Last year, wildfires destroyed nearly two million acres of land throughout Europe—more than double the annual average over the past 16 years, according to the European Commission. In Spain alone, 493 blazes wiped out more than 750,000 acres.
People in Spain, already suffering from a long-term drought marked by three years of below-average rainfall, are bracing for drier and hotter weather than usual this spring along the country's northeastern Mediterranean coast.
Experts have already started sounding the alarm about the likelihood of another catastrophic year for wildfires, especially if the frequency, duration, and intensity of heatwaves are comparable to last year, which saw records toppled.
"There is every reason to fear that this year too there will be numerous and widespread events."
"Out-of-season fires" are becoming increasingly common, Spanish Environment Minister Teresa Ribera told reporters this week. "Summer is getting longer, it is arriving earlier, and the availability of water and humidity in the soil is unfortunately being reduced, making us much more vulnerable."
Spain is far from alone. "A European Commission report this month observed a lack of rain and warmer-than-normal temperatures during the winter, raising drought warnings for southern Spain, France, Ireland, Britain, northern Italy, Greece, and parts of eastern Europe," Reuters reported.
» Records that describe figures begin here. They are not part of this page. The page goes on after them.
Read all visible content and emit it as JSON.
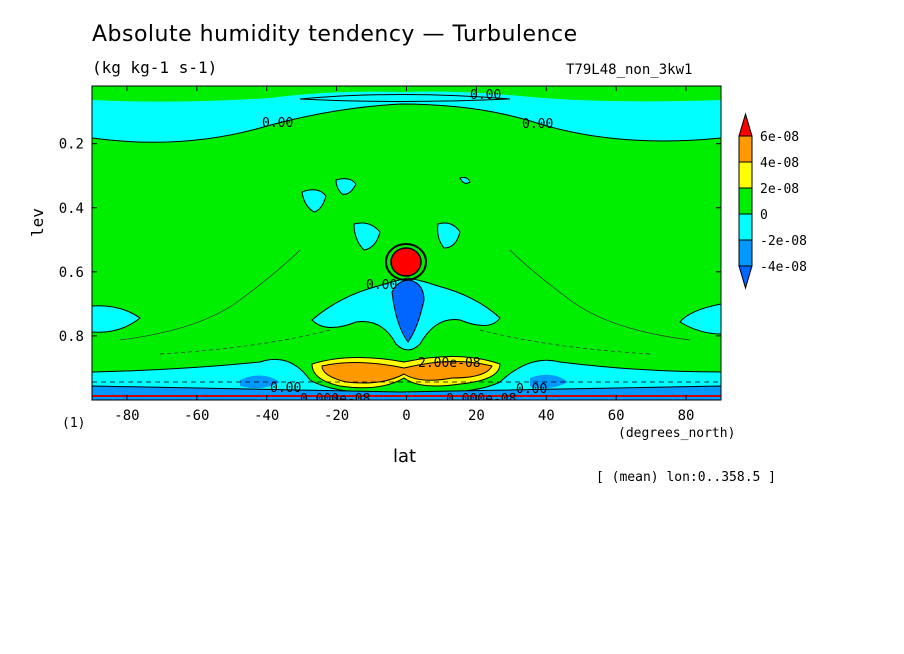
{
  "chart_data": {
    "type": "heatmap",
    "title": "Absolute humidity tendency — Turbulence",
    "units": "(kg kg-1 s-1)",
    "run_name": "T79L48_non_3kw1",
    "xlabel": "lat",
    "x_units": "(degrees_north)",
    "ylabel": "lev",
    "axis_note": "(1)",
    "footnote": "[ (mean) lon:0..358.5 ]",
    "xlim": [
      -90,
      90
    ],
    "ylim": [
      1.0,
      0.02
    ],
    "x_ticks": [
      -80,
      -60,
      -40,
      -20,
      0,
      20,
      40,
      60,
      80
    ],
    "y_ticks": [
      0.2,
      0.4,
      0.6,
      0.8
    ],
    "colorbar": {
      "levels": [
        -4e-08,
        -2e-08,
        0,
        2e-08,
        4e-08,
        6e-08
      ],
      "labels": [
        "6e-08",
        "4e-08",
        "2e-08",
        "0",
        "-2e-08",
        "-4e-08"
      ],
      "colors": [
        "#ff0000",
        "#ff9900",
        "#ffff00",
        "#00ee00",
        "#00ffff",
        "#0099ff",
        "#0066ff"
      ]
    },
    "contour_labels": [
      "0.00",
      "0.00",
      "0.00",
      "0.00",
      "2.00e-08",
      "0.00",
      "0.000e-08",
      "0.000e-08",
      "0.00"
    ],
    "regions": [
      {
        "desc": "background",
        "value_class": "0 to 2e-08"
      },
      {
        "desc": "upper levels poleward bands",
        "value_class": "-2e-08 to 0"
      },
      {
        "desc": "equatorial maximum near lev 0.55",
        "value_class": ">6e-08"
      },
      {
        "desc": "equatorial minimum near lev 0.7",
        "value_class": "-4e-08 to -2e-08"
      },
      {
        "desc": "subtropical maximum near lev 0.9",
        "value_class": "4e-08 to 6e-08"
      }
    ],
    "colors": {
      "positive_strong": "#ff0000",
      "background": "#00ee00",
      "negative": "#00ffff",
      "negative_strong": "#0066ff"
    }
  }
}
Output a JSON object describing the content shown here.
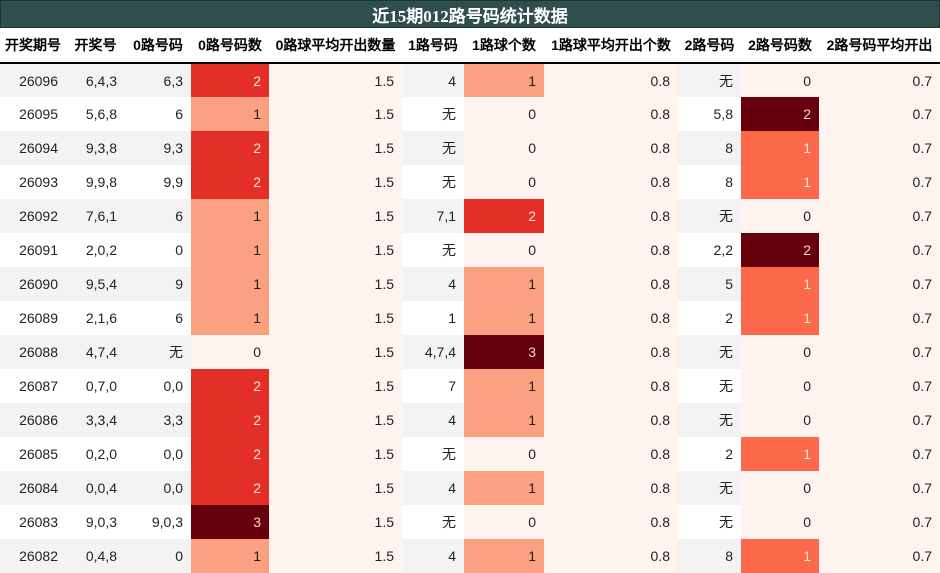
{
  "title": "近15期012路号码统计数据",
  "columns": [
    "开奖期号",
    "开奖号",
    "0路号码",
    "0路号码数",
    "0路球平均开出数量",
    "1路号码",
    "1路球个数",
    "1路球平均开出个数",
    "2路号码",
    "2路号码数",
    "2路号码平均开出"
  ],
  "colors": {
    "title_bg": "#2f4f4f",
    "heat_0": "#fef3ef",
    "heat_1_col4": "#fca082",
    "heat_2_col4": "#e32f27",
    "heat_3_col4": "#67000d",
    "heat_1_col7": "#fca082",
    "heat_2_col7": "#e32f27",
    "heat_3_col7": "#67000d",
    "heat_1_col10": "#fc694a",
    "heat_2_col10": "#67000d"
  },
  "rows": [
    {
      "issue": "26096",
      "draw": "6,4,3",
      "r0": "6,3",
      "r0n": "2",
      "r0avg": "1.5",
      "r1": "4",
      "r1n": "1",
      "r1avg": "0.8",
      "r2": "无",
      "r2n": "0",
      "r2avg": "0.7"
    },
    {
      "issue": "26095",
      "draw": "5,6,8",
      "r0": "6",
      "r0n": "1",
      "r0avg": "1.5",
      "r1": "无",
      "r1n": "0",
      "r1avg": "0.8",
      "r2": "5,8",
      "r2n": "2",
      "r2avg": "0.7"
    },
    {
      "issue": "26094",
      "draw": "9,3,8",
      "r0": "9,3",
      "r0n": "2",
      "r0avg": "1.5",
      "r1": "无",
      "r1n": "0",
      "r1avg": "0.8",
      "r2": "8",
      "r2n": "1",
      "r2avg": "0.7"
    },
    {
      "issue": "26093",
      "draw": "9,9,8",
      "r0": "9,9",
      "r0n": "2",
      "r0avg": "1.5",
      "r1": "无",
      "r1n": "0",
      "r1avg": "0.8",
      "r2": "8",
      "r2n": "1",
      "r2avg": "0.7"
    },
    {
      "issue": "26092",
      "draw": "7,6,1",
      "r0": "6",
      "r0n": "1",
      "r0avg": "1.5",
      "r1": "7,1",
      "r1n": "2",
      "r1avg": "0.8",
      "r2": "无",
      "r2n": "0",
      "r2avg": "0.7"
    },
    {
      "issue": "26091",
      "draw": "2,0,2",
      "r0": "0",
      "r0n": "1",
      "r0avg": "1.5",
      "r1": "无",
      "r1n": "0",
      "r1avg": "0.8",
      "r2": "2,2",
      "r2n": "2",
      "r2avg": "0.7"
    },
    {
      "issue": "26090",
      "draw": "9,5,4",
      "r0": "9",
      "r0n": "1",
      "r0avg": "1.5",
      "r1": "4",
      "r1n": "1",
      "r1avg": "0.8",
      "r2": "5",
      "r2n": "1",
      "r2avg": "0.7"
    },
    {
      "issue": "26089",
      "draw": "2,1,6",
      "r0": "6",
      "r0n": "1",
      "r0avg": "1.5",
      "r1": "1",
      "r1n": "1",
      "r1avg": "0.8",
      "r2": "2",
      "r2n": "1",
      "r2avg": "0.7"
    },
    {
      "issue": "26088",
      "draw": "4,7,4",
      "r0": "无",
      "r0n": "0",
      "r0avg": "1.5",
      "r1": "4,7,4",
      "r1n": "3",
      "r1avg": "0.8",
      "r2": "无",
      "r2n": "0",
      "r2avg": "0.7"
    },
    {
      "issue": "26087",
      "draw": "0,7,0",
      "r0": "0,0",
      "r0n": "2",
      "r0avg": "1.5",
      "r1": "7",
      "r1n": "1",
      "r1avg": "0.8",
      "r2": "无",
      "r2n": "0",
      "r2avg": "0.7"
    },
    {
      "issue": "26086",
      "draw": "3,3,4",
      "r0": "3,3",
      "r0n": "2",
      "r0avg": "1.5",
      "r1": "4",
      "r1n": "1",
      "r1avg": "0.8",
      "r2": "无",
      "r2n": "0",
      "r2avg": "0.7"
    },
    {
      "issue": "26085",
      "draw": "0,2,0",
      "r0": "0,0",
      "r0n": "2",
      "r0avg": "1.5",
      "r1": "无",
      "r1n": "0",
      "r1avg": "0.8",
      "r2": "2",
      "r2n": "1",
      "r2avg": "0.7"
    },
    {
      "issue": "26084",
      "draw": "0,0,4",
      "r0": "0,0",
      "r0n": "2",
      "r0avg": "1.5",
      "r1": "4",
      "r1n": "1",
      "r1avg": "0.8",
      "r2": "无",
      "r2n": "0",
      "r2avg": "0.7"
    },
    {
      "issue": "26083",
      "draw": "9,0,3",
      "r0": "9,0,3",
      "r0n": "3",
      "r0avg": "1.5",
      "r1": "无",
      "r1n": "0",
      "r1avg": "0.8",
      "r2": "无",
      "r2n": "0",
      "r2avg": "0.7"
    },
    {
      "issue": "26082",
      "draw": "0,4,8",
      "r0": "0",
      "r0n": "1",
      "r0avg": "1.5",
      "r1": "4",
      "r1n": "1",
      "r1avg": "0.8",
      "r2": "8",
      "r2n": "1",
      "r2avg": "0.7"
    }
  ]
}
The commission "warned that low levels of water could affect strategic sectors including agriculture, hydropower, and energy production."
Lorenzo Ciccarese from the Italian Institute for Environmental Protection and Research told the outlet that "there is every reason to fear that this year too there will be numerous and widespread events."
The United Nations warned last year that as a result of planet-heating emissions and land-use change, wildfires are projected to increase 30% by 2050 and 50% by the end of the century.
After the Intergovernmental Panel on Climate Change released its latest assessment report this week, U.N. Secretary-General António Guterres said that limiting global warming to 1.5°C is possible, "but it will take a quantum leap in climate action," including a prohibition on greenlighting and financing new coal, oil, and gas projects as well as a phaseout of existing fossil fuel production.